2. Wenn jemand der ersten oder zweiten Ermahnung nicht Gehör gibt, so lass dich mit ihm in keinen Streit ein, sondern stelle alles Gott anheim, damit Sein Wille in allen Seinen Dienern vollzogen und Seine Ehre befördert werde. Er weiß gar wohl das Böse zum Guten zu wenden. Befleiße dich, fremde Fehler und Schwächen mit Geduld zu übertragen, denn du hast auch vieles, was andere an dir gedulden müssen. Wenn du es nicht einmal mit dir selbst so weit bringst, dass du bist, wie du zu sein wünschest: wie kannst du verlangen, dass sich andere nach deinem Wunsche fügen?
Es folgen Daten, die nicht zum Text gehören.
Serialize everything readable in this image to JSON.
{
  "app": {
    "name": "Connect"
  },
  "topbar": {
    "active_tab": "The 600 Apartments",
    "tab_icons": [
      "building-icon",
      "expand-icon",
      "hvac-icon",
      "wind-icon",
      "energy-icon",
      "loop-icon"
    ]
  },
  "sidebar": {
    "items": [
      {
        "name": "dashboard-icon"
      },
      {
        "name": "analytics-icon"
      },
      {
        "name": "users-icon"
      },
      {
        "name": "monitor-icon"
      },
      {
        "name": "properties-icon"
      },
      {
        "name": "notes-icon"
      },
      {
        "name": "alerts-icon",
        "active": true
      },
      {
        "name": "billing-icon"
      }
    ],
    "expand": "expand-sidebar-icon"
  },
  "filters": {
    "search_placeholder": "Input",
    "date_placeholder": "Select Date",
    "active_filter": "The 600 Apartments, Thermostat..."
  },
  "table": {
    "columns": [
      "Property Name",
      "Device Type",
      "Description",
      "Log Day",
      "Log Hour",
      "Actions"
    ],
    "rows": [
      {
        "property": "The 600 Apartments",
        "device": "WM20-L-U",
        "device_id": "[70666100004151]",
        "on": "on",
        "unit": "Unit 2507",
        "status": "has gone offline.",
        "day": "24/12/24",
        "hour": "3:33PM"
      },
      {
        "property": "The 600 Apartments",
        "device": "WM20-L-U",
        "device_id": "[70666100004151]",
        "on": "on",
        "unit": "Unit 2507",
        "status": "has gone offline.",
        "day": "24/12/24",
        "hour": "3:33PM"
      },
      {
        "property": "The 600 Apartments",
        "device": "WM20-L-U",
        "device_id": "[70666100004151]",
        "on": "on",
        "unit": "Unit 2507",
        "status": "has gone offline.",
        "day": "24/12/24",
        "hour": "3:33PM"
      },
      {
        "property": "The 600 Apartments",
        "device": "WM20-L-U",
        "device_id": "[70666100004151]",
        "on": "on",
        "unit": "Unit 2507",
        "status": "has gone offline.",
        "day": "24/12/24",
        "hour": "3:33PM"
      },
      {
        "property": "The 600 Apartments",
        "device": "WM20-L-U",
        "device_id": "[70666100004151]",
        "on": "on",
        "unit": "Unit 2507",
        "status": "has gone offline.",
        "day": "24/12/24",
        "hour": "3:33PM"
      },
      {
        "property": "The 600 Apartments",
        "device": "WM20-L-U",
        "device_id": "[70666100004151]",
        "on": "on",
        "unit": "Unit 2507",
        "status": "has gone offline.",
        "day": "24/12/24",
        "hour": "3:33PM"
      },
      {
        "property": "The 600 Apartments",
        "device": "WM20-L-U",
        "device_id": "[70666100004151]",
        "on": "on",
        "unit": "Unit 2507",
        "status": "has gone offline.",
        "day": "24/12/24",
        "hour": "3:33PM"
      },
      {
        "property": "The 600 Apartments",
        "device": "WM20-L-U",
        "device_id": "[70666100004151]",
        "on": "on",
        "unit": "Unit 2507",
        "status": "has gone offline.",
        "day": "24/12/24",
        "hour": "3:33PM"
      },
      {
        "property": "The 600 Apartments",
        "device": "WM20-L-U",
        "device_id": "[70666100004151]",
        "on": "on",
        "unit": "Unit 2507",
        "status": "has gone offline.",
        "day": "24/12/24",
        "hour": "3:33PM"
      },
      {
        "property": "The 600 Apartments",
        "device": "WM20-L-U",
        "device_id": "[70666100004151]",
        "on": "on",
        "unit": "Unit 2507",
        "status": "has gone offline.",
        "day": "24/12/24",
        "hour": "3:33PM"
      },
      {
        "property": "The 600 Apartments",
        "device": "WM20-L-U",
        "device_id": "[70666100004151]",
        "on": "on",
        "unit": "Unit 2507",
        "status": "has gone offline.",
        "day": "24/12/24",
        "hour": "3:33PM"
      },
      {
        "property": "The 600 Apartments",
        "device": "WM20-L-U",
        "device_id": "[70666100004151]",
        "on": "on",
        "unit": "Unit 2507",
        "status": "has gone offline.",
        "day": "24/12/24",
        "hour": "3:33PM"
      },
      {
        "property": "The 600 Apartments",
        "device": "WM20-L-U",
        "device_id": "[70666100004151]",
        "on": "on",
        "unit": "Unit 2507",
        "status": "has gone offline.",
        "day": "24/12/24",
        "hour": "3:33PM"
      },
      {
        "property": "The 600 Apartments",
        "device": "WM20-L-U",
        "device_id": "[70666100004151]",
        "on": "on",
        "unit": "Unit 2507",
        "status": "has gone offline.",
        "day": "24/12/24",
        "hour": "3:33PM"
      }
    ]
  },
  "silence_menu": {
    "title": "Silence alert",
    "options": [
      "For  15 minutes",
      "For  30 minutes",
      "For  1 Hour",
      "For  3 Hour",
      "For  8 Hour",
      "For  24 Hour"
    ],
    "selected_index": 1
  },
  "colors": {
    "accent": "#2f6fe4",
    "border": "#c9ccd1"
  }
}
Wir wünschen, dass andere vollkommen sein möchten, und unsere eigenen Fehler verbessern wir doch nicht.
3. Wir fordern, andere sollen mit aller Strenge gebessert werden, und wir selbst wollen uns nicht bessern lassen. An anderen missfällt uns die allzu große Freiheit, und wir selbst wollen uns nicht abschlagen lassen, was wir begehren. Wir wollen, andere sollen durch Gesetze eingeschränkt werden, wir aber leiden nicht den geringsten Zwang. Daher ist es offenbar, dass wir unseren Nächsten selten wie uns selbst ansehen. Wenn alle vollkommen wären, was hätten wir alsdann von anderen für Gott zu leiden?
4. Nun hat es aber Gott so gefügt, damit einer des anderen Last tragen lerne, weil niemand ohne Fehler, niemand ohne Last ist. Niemand ist sich selbst genug, niemand sich selbst ganz weise; sondern wir müssen einander übertragen, einander trösten, einander zu Hilfe kommen, einander unterrichten und ermahnen. Wie weit aber jemand in der Tugend gekommen ist, das sieht man zur Zeit der Widerwärtigkeit viel besser. Denn die Gelegenheiten machen den Menschen nicht erst gebrechlich, sie zeigen nur an, wie er beschaffen ist.